In the months after that, campaigners in the US and Europe repeatedly claimed, without evidence, that hangings for rape in Iran were actually a "pogrom" against gay men. One US paper claimed four men were hanged for "being gay". They turned out to have been convicted of the rape of a woman and three girls - 10, 7, and 8 years old.
Such mistakes can have dire consequences. In November 2007 in Kermanshah, Makwan Mouloudzadeh, 20, faced the death penalty on false charges of raping several boys seven years before. His accusers retracted their claims. No evidence suggested he had committed any crime under Iranian law.
However, European activists wildly seized on him as another "gay" victim. They organised a mass petition to Ahmadinejad for mercy for "the young Iranian gay". Their pleas sent an inadvertent message: Makwan was innocent of one capital crime, but Europe believed him guilty of another. On December 5, Makwan Mouloudzadeh, probably neither gay nor a rapist, went to the gallows.
Why so much confusion? Why the need to find "gay" victims, even when it endangers a man already on death row?
Emotion makes discussion difficult. People asking what the evidence really is are likely to be called "apologists for Iran". Britain's slammed asylum door indeed breeds desperation. It's crucial to remember, though, that the reason asylum authorities seek pretexts to reject gay Muslims isn't "Iranian propaganda": it's home-grown propaganda stoking fears of Muslim immigration. Activists must combat racism in Britain, not just repression in Iran.
The most cogent answer, though, shows the failure at the heart of Britain's policies on asylum - and torture. Home Office minister Lord West said of Mehdi: "We are not aware of any individual who has been executed in Iran in recent years solely on the grounds of homosexuality.
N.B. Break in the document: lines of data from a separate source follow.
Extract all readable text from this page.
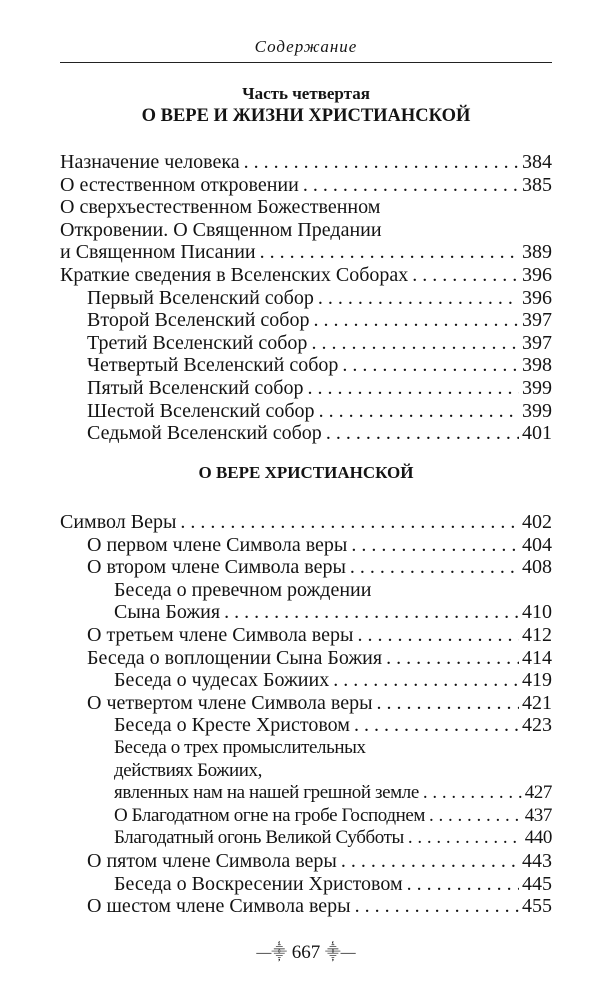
Содержание
Часть четвертая
О ВЕРЕ И ЖИЗНИ ХРИСТИАНСКОЙ
Назначение человека . . .	384
О естественном откровении . . .	385
О сверхъестественном Божественном
Откровении. О Священном Предании
и Священном Писании . . .	389
Краткие сведения в Вселенских Соборах . . .	396
Первый Вселенский собор . . .	396
Второй Вселенский собор . . .	397
Третий Вселенский собор . . .	397
Четвертый Вселенский собор . . .	398
Пятый Вселенский собор . . .	399
Шестой Вселенский собор . . .	399
Седьмой Вселенский собор . . .	401
О ВЕРЕ ХРИСТИАНСКОЙ
Символ Веры . . .	402
О первом члене Символа веры . . .	404
О втором члене Символа веры . . .	408
Беседа о превечном рождении
Сына Божия . . .	410
О третьем члене Символа веры . . .	412
Беседа о воплощении Сына Божия . . .	414
Беседа о чудесах Божиих . . .	419
О четвертом члене Символа веры . . .	421
Беседа о Кресте Христовом . . .	423
Беседа о трех промыслительных
действиях Божиих,
явленных нам на нашей грешной земле . . .	427
О Благодатном огне на гробе Господнем . . .	437
Благодатный огонь Великой Субботы . . .	440
О пятом члене Символа веры . . .	443
Беседа о Воскресении Христовом . . .	445
О шестом члене Символа веры . . .	455
—⸎ 667 ⸎—
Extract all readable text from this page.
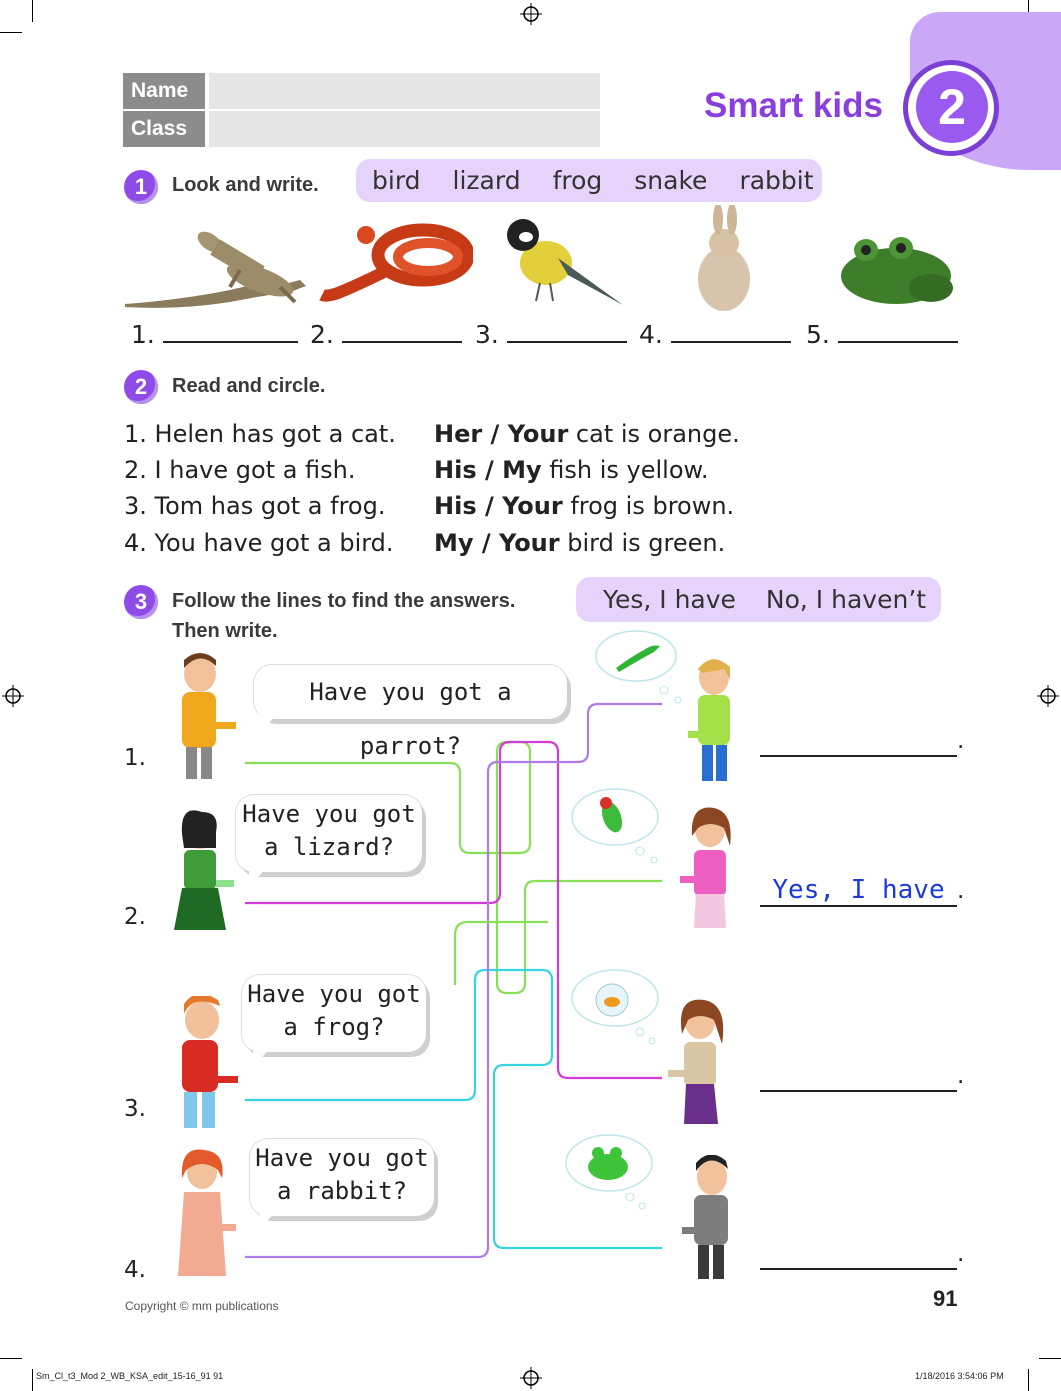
Name
Class
Smart kids	2
1	Look and write. bird lizard frog snake rabbit
1.	2.	3.	4.	5.
2	Read and circle.
1. Helen has got a cat. Her / Your cat is orange.
2. I have got a fish.	His / My fish is yellow.
3. Tom has got a frog. His / Your frog is brown.
4. You have got a bird. My / Your bird is green.
3	Follow the lines to find the answers.
Then write.
Yes, I have No, I haven’t
Have you got a parrot?
Have you got
a lizard?
Have you got
a frog?
Have you got
a rabbit?
1.
2.
3.
4.
.
Yes, I have .
.
.
Copyright © mm publications	91
Sm_Cl_t3_Mod 2_WB_KSA_edit_15-16_91 91	1/18/2016 3:54:06 PM
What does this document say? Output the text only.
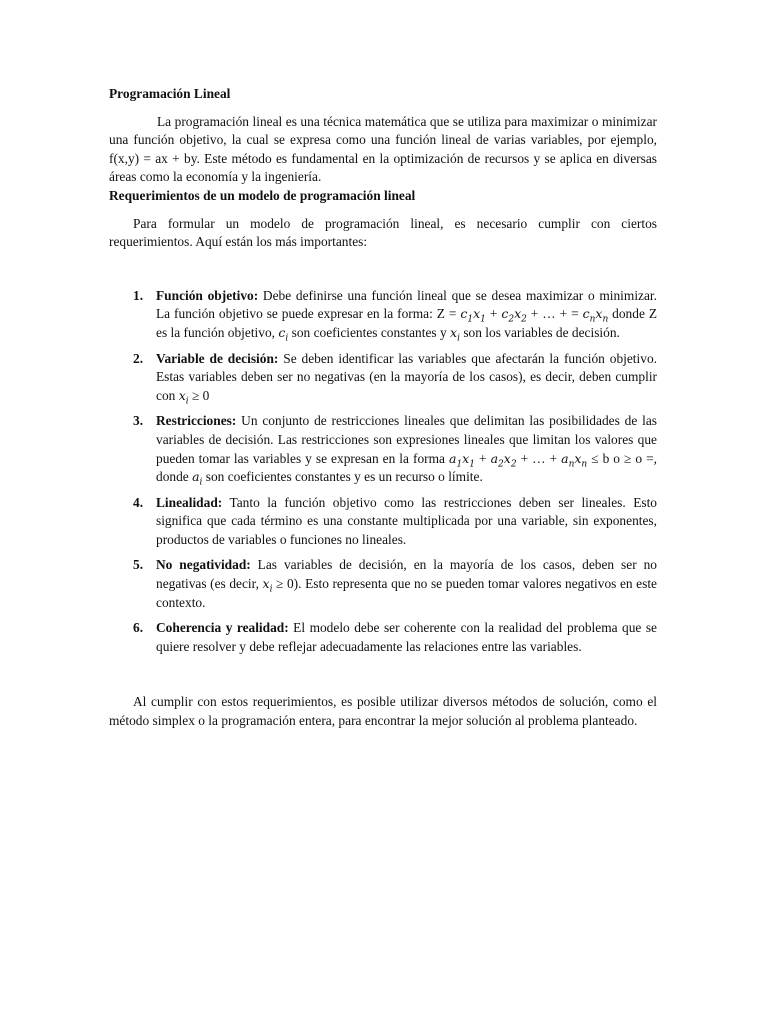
Programación Lineal

La programación lineal es una técnica matemática que se utiliza para maximizar o minimizar una función objetivo, la cual se expresa como una función lineal de varias variables, por ejemplo, f(x,y) = ax + by. Este método es fundamental en la optimización de recursos y se aplica en diversas áreas como la economía y la ingeniería.

Requerimientos de un modelo de programación lineal

Para formular un modelo de programación lineal, es necesario cumplir con ciertos requerimientos. Aquí están los más importantes:

1. Función objetivo: Debe definirse una función lineal que se desea maximizar o minimizar. La función objetivo se puede expresar en la forma: $Z = c_1x_1 + c_2x_2$ + … + = $c_nx_n$ donde Z es la función objetivo, $c_i$ son coeficientes constantes y $x_i$ son los variables de decisión.
2. Variable de decisión: Se deben identificar las variables que afectarán la función objetivo. Estas variables deben ser no negativas (en la mayoría de los casos), es decir, deben cumplir con $x_i \ge 0$
3. Restricciones: Un conjunto de restricciones lineales que delimitan las posibilidades de las variables de decisión. Las restricciones son expresiones lineales que limitan los valores que pueden tomar las variables y se expresan en la forma $a_1x_1 + a_2x_2$ + … + $a_nx_n \le b$ o ≥ o =, donde $a_i$ son coeficientes constantes y es un recurso o límite.
4. Linealidad: Tanto la función objetivo como las restricciones deben ser lineales. Esto significa que cada término es una constante multiplicada por una variable, sin exponentes, productos de variables o funciones no lineales.
5. No negatividad: Las variables de decisión, en la mayoría de los casos, deben ser no negativas (es decir, $x_i \ge 0$). Esto representa que no se pueden tomar valores negativos en este contexto.
6. Coherencia y realidad: El modelo debe ser coherente con la realidad del problema que se quiere resolver y debe reflejar adecuadamente las relaciones entre las variables.

Al cumplir con estos requerimientos, es posible utilizar diversos métodos de solución, como el método simplex o la programación entera, para encontrar la mejor solución al problema planteado.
And we don't consider there was systematic persecution of gay men in Iran."
In other words: no execution, no persecution. If you aren't dead, you're OK. This is a disastrous evasion of the UK's responsibilities under international law.
Human Rights Watch has shown how Britain tries to redefine its obligations on torture, so it can send people back to states where they face grave risk. Usually it happens in the context of counterterrorism. But with gay Iranians, too, the government aims to change the rules, denying that legal torture is "persecution".
The UK should recognise - as the Netherlands has done - that with a law prescribing death or torture for gay Iranians, they need not demonstrate the details of past persecution. Lift the burden of proof from Mehdi and his gay compatriots. End the threat of deportation.
Activists, though, must avoid playing the government's torturous game. Don't let the Home Office define torture down till a corpse on a gallows is the only proof that counts. Hold Britain to its real obligations. Otherwise, it will remain complicit in persecution.